Doch Familie Palin hat sich schon einen guten Plan ausgedacht, diese Krise sprichwörtlich als Chance zu nutzen: Tochter Bristol werde natürlich das Kind austragen (geht ja auch gar nicht anders bei so konservativen Ansichten) und natürlich den Vater ehelichen. John McCain selbst setzte dem ganzen Schauspiel die Krone auf, indem er verkündete, dies sei ein Beleg für die Bodenständigkeit der Familie Palin, die eben eine „Amerikanische Familie“ sei (siehe Spiegel-Artikel).
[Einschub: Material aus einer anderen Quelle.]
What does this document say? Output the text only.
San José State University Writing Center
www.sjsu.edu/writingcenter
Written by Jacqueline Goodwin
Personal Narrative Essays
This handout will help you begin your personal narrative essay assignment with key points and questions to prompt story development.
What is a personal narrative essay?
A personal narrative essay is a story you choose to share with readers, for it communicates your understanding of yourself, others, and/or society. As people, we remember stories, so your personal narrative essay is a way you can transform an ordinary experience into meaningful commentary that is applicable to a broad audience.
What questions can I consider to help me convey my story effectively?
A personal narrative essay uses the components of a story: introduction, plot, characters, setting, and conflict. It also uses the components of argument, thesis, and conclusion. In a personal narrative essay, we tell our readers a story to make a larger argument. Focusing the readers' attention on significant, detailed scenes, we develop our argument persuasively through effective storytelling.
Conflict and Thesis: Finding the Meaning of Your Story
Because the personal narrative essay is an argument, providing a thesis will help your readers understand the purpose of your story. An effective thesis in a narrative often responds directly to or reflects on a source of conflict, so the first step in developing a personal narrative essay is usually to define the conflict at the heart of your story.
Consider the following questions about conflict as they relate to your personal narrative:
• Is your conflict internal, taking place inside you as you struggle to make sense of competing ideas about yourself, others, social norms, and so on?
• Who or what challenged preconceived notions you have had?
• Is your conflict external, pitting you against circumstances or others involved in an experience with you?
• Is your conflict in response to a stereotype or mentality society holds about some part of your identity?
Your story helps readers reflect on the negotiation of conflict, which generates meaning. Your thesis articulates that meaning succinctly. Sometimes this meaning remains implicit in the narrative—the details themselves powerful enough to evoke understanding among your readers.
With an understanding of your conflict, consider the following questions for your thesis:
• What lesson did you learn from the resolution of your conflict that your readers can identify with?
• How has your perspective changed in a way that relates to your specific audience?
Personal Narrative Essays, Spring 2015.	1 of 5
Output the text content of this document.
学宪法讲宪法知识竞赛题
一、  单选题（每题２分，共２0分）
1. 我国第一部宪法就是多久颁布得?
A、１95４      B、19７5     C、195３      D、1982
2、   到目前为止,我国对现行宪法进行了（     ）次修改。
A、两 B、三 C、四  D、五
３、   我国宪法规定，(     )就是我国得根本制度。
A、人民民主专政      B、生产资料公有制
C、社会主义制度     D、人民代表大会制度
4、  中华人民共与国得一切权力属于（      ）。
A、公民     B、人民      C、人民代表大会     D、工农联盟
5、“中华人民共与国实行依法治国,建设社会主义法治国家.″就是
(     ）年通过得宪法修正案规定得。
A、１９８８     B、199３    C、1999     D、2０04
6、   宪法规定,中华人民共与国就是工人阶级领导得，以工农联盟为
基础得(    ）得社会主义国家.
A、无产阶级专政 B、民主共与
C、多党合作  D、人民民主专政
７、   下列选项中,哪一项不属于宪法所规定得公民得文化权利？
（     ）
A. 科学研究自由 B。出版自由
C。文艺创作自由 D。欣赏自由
Noch schöner ist der in einem Bericht des Britischen Guardian veröffentlichte Kommentar einer Sprecherin der Republican National Coalition for Life, Jessica Erchard:
The pregnancy made the family „real“ to voters. „It will resonate with women voters because they’ll say, ‚That happened to me, that happened to someone down the street‘,“ she said.
Die Republikaner schaffen es nicht nur, den Hurrikan für sich auszuschlachten, sie versuchen dies sogar mit dieser absolut privaten Geschichte. Sarah Palin gelingt es dabei sehr gut, das alles unter einen Hut zu bringen, denn Gott sei Dank spielt die Tochter das Schmierentheater brav mit. Palin stolz:
„Our beautiful daughter Bristol came to us with news that as parents we knew would make her grow up faster than we had ever planned. As Bristol faces the responsibilities of adulthood, she knows she has our unconditional love and support.“
Was aber die 17-jährige Bristol von all dem hält, kann man nur vermuten (wie es auch Viktoria in ihrem Blog sehr treffend beschreibt). Ganz nach dem Motto: „Es kann nicht sein, was nicht sein darf“ wird ihr sicher zu keiner Sekunde eine eigene Entscheidung offen gestanden haben. Geschweige denn ihrem zukünftigem Ehegatten Levi Johnston: Der verkündete jüngst auf seiner MySpace-Seite (not available anymore), dass er in einer Beziehung sei und keine Kinder wolle. [Achtung Zynismus:] Hoffentlich bekommt er wenigstens ein gutes Sümmchen für sein Parieren. [Zynismus aus]
Das alles ist einfach:
Ohne Worte.
(Bild über Wikimedia Commons)
Und nun lauschen wir dem Geräusch, das tausende amerikanischer Satiriker machen, wenn sie ihren Kopf gegen ihren Schreibtisch hauen, weil ihnen diese Story nicht eingefallen ist.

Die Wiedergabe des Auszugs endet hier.